Peotter sees his retirement as a changing of the guard. “Our business is changing remarkably,” Peotter told Simison. “I think I’m smart enough to know what those changes are, and the things that need to be done are going to require two things: a lot of work and a lot of time.”
Poetter and his wife have recently lost parents. “Life is precious,” he told The Republican. “I know how precious it is, and I’m not sure I wanted to work 12 hours a day, six days a week. It starts to affect how you see things out the window, how you look (at life) in the rear-view mirror.”
In a feature for Prime, writer Debbie Gardner recalled Potter’s start in public TV: running a camera as a Bates first-year for Channel 10’s bygone Great TV Auction.
As Gardner described it, “suddenly the camera’s viewfinder caught fire. An engineer came over, ripped off the burning component, calmly replaced it, and reassured Peotter, ‘You’re doing fine.’ Peotter was hooked. ‘I loved it,’ he said.”
Nate Stephenson ’19
Acting means never staying still — Ellsworth American
“One of the cool things about acting is that you are always learning and you are always adapting,” said Nate Stephenson ’18 in a feature story in The Ellsworth American. “That’s what I’m still trying to wrap my head around.”

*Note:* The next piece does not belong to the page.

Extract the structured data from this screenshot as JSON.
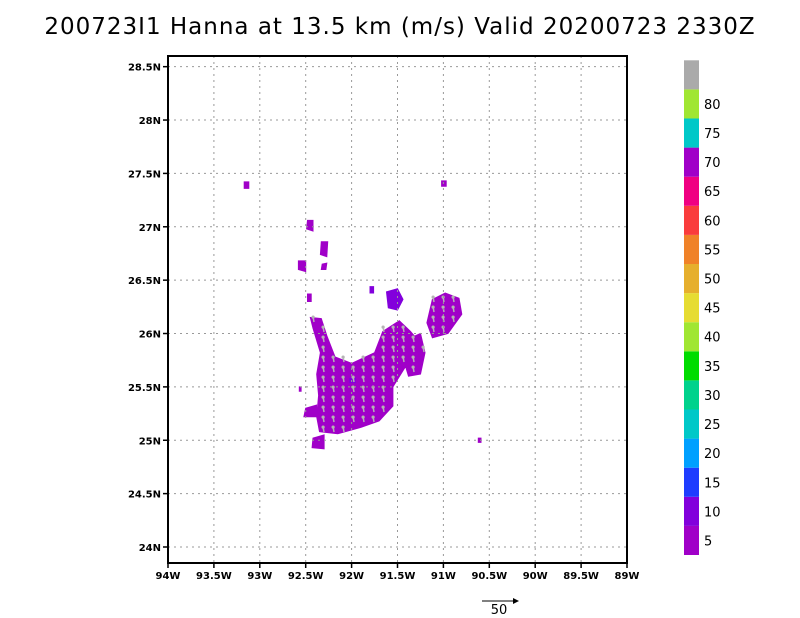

Stephenson, a graduate of Maine’s Ellsworth High School, is a theater and French double major, currently studying in Nantes, France.
In the Bates production of The Pillowman, writes David Roza, Stephenson “memorized two-page monologues and managed the tricky task of being a character and a storyteller on stage,” a role that won him a nomination to the Kennedy Center American College Theater Festival’s regional competition for the Irene Ryan Scholarship.